This recipe is very easy and very versatile. If you've read any of my other recipes (such as Bean Barley Soup or Potato Salad: Healthier Version with Many Variations) you'll know I am all about versatility. Not everyone likes the same things, so to be able to customize certain meals to fit your own tastes is great, in my opinion. Another great thing about this recipe is that it doesn't really require any precise measurements. You will be cooking rice according to the package directions (which is usually one part rice to two parts water), and everything else can be added in whatever quantities you see fit.
This meal takes a little longer to cook because it contains rice and beans, but you could always use minute rice and canned beans or prepare these items ahead of time for a quicker dinner. Keep in mind that all the vegetables are optional and you can omit or add whatever you'd like. This recipe is much like a stir-fry. Other vegetables, such as zucchini, mushrooms, and peppers, for example, fit very nicely into this recipe. Full of vitamins and fiber with all the vegetables, this recipe is low in fat and great for weight loss.
water to cook beans and rice
about 1 cup dry brown rice (cooked according to package directions)
a small handful dry beans (fully cooked)
a small bunch of broccoli florets (or chopped broccoli)
a small bunch of cauliflower florets (or chopped cauliflower)
1 small onion, chopped
1 small carrot, sliced
a large handful or can of baby corn or whole kernel corn
4-6 garlic cloves, minced
a few large pinches ground ginger (or use fresh ginger)
a few large splashes soy sauce
dash olive oil
Cook rice according to package instructions. Cook beans until soft.
While rice and beans are cooking, prepare all the veggies. Simmer the onions and carrots over medium heat in a little olive oil for about ten minutes, then add the rest of the veggies (except beans) and soy sauce. Cook on low for another ten minutes or so. Add the rice and beans and a few more splashes soy sauce as well as the garlic and ginger.

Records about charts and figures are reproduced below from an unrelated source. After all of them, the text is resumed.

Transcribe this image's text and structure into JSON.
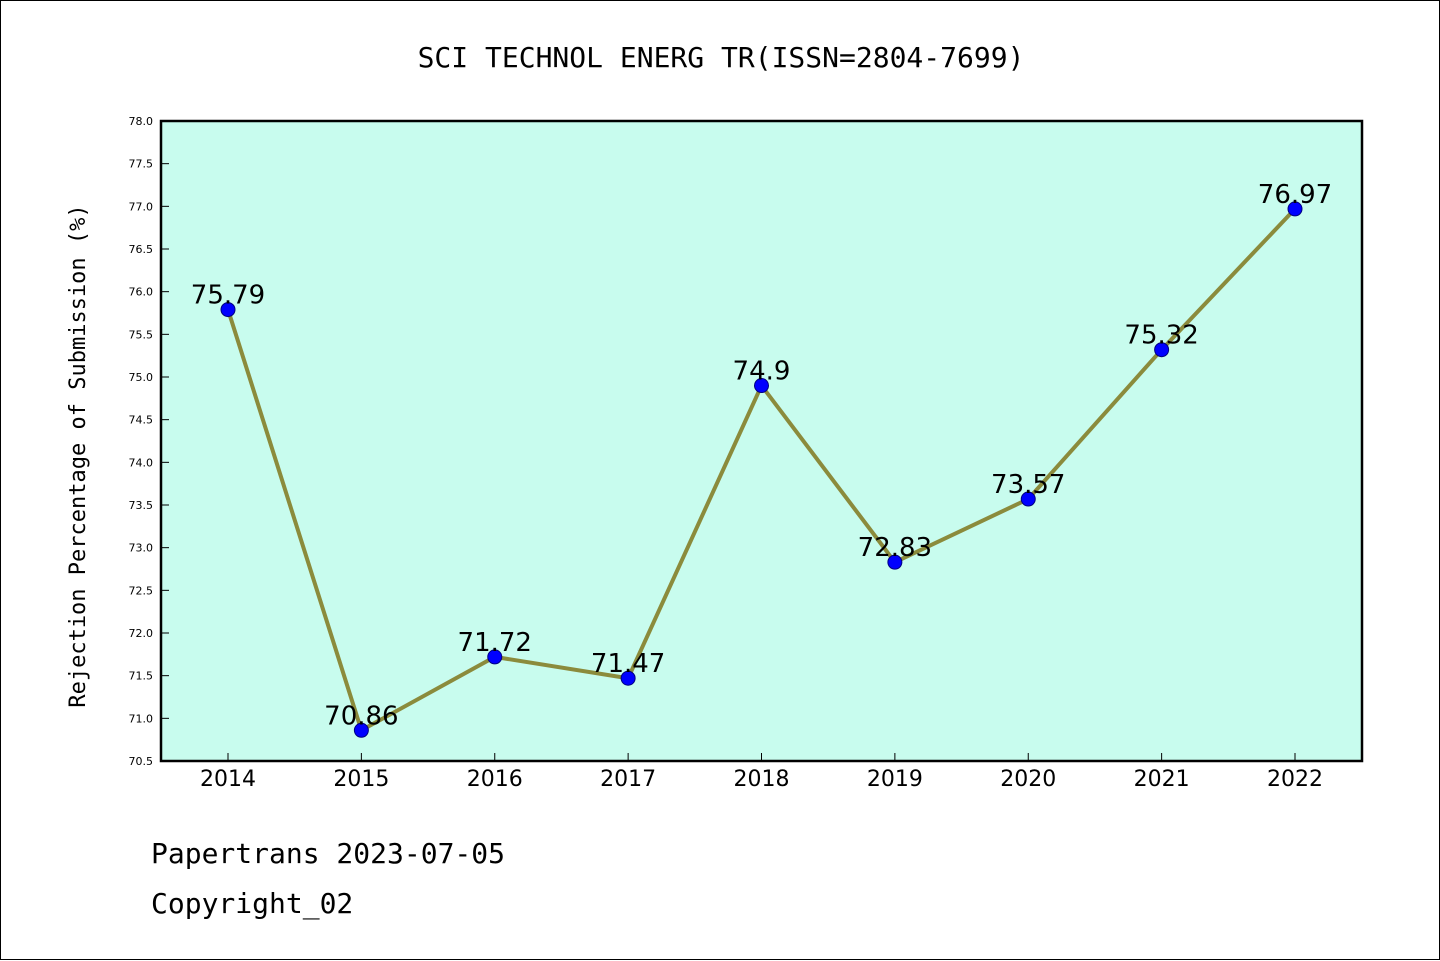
{
  "chart_data": {
    "type": "line",
    "title": "SCI TECHNOL ENERG TR(ISSN=2804-7699)",
    "xlabel": "",
    "ylabel": "Rejection Percentage of Submission (%)",
    "categories": [
      "2014",
      "2015",
      "2016",
      "2017",
      "2018",
      "2019",
      "2020",
      "2021",
      "2022"
    ],
    "series": [
      {
        "values": [
          75.79,
          70.86,
          71.72,
          71.47,
          74.9,
          72.83,
          73.57,
          75.32,
          76.97
        ],
        "labels": [
          "75.79",
          "70.86",
          "71.72",
          "71.47",
          "74.9",
          "72.83",
          "73.57",
          "75.32",
          "76.97"
        ]
      }
    ],
    "ylim": [
      70.5,
      78.0
    ],
    "yticks": [
      "70.5",
      "71.0",
      "71.5",
      "72.0",
      "72.5",
      "73.0",
      "73.5",
      "74.0",
      "74.5",
      "75.0",
      "75.5",
      "76.0",
      "76.5",
      "77.0",
      "77.5",
      "78.0"
    ],
    "grid": false,
    "legend": "none"
  },
  "colors": {
    "plot_background": "#c8fcee",
    "line": "#8b8b3c",
    "marker": "#0000ff",
    "marker_edge": "#000080",
    "axis": "#000000"
  },
  "footer": {
    "line1": "Papertrans 2023-07-05",
    "line2": "Copyright_02"
  }
}
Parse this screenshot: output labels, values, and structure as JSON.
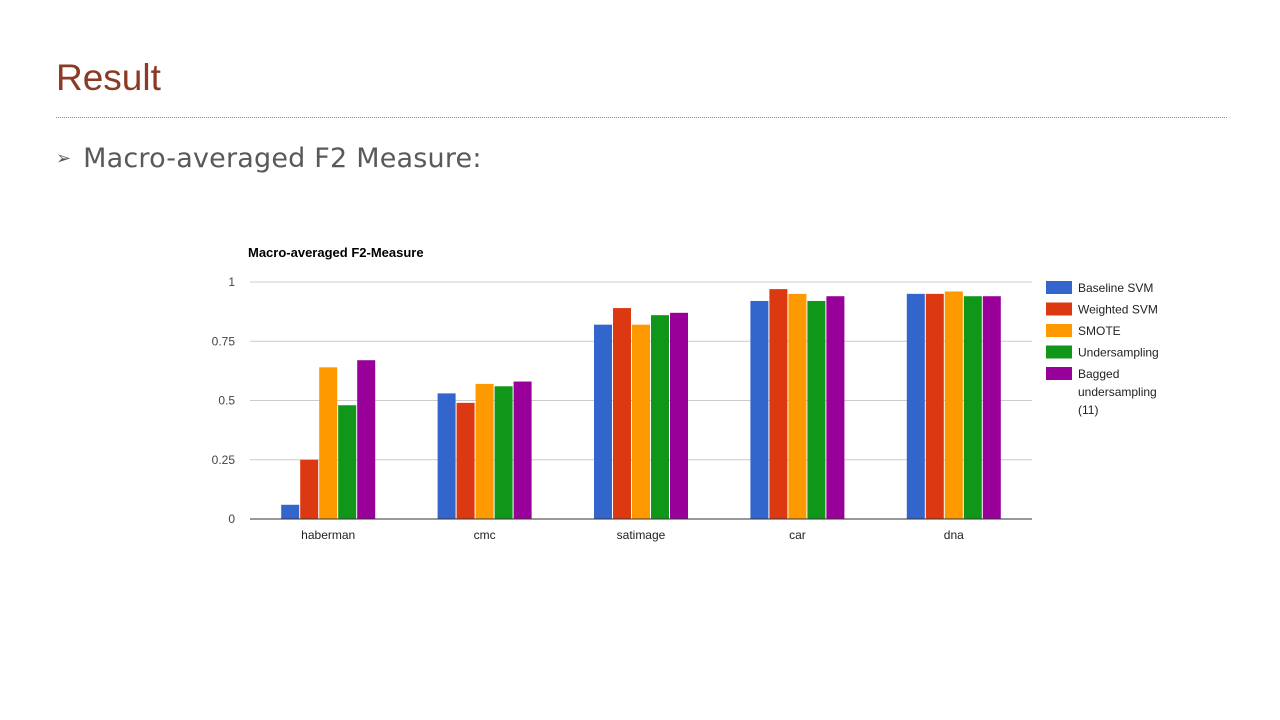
{
  "slide": {
    "title": "Result",
    "bullet_icon": "arrowhead-bullet-icon",
    "bullet_glyph": "➢",
    "bullet_text": "Macro-averaged F2 Measure:"
  },
  "chart_data": {
    "type": "bar",
    "title": "Macro-averaged F2-Measure",
    "xlabel": "",
    "ylabel": "",
    "ylim": [
      0,
      1
    ],
    "yticks": [
      0,
      0.25,
      0.5,
      0.75,
      1
    ],
    "ytick_labels": [
      "0",
      "0.25",
      "0.5",
      "0.75",
      "1"
    ],
    "grid": true,
    "legend_position": "right",
    "categories": [
      "haberman",
      "cmc",
      "satimage",
      "car",
      "dna"
    ],
    "series": [
      {
        "name": "Baseline SVM",
        "color": "#3366cc",
        "values": [
          0.06,
          0.53,
          0.82,
          0.92,
          0.95
        ]
      },
      {
        "name": "Weighted SVM",
        "color": "#dc3912",
        "values": [
          0.25,
          0.49,
          0.89,
          0.97,
          0.95
        ]
      },
      {
        "name": "SMOTE",
        "color": "#ff9900",
        "values": [
          0.64,
          0.57,
          0.82,
          0.95,
          0.96
        ]
      },
      {
        "name": "Undersampling",
        "color": "#109618",
        "values": [
          0.48,
          0.56,
          0.86,
          0.92,
          0.94
        ]
      },
      {
        "name": "Bagged undersampling (11)",
        "legend_lines": [
          "Bagged",
          "undersampling",
          "(11)"
        ],
        "color": "#990099",
        "values": [
          0.67,
          0.58,
          0.87,
          0.94,
          0.94
        ]
      }
    ]
  }
}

Remove from heat and serve warm. Serves about 5 (depending on the quantities you used).
Great fresh or as leftovers. Serve with a large garden salad, slices of fresh tomato, or with fried chicken (or veggie chik'n patties for us vegetarians!). Try this in a tortilla wrap with cheese and hot sauce.
This is also a great vegetarian and vegan recipe to use for potlucks, parties, and other occasions.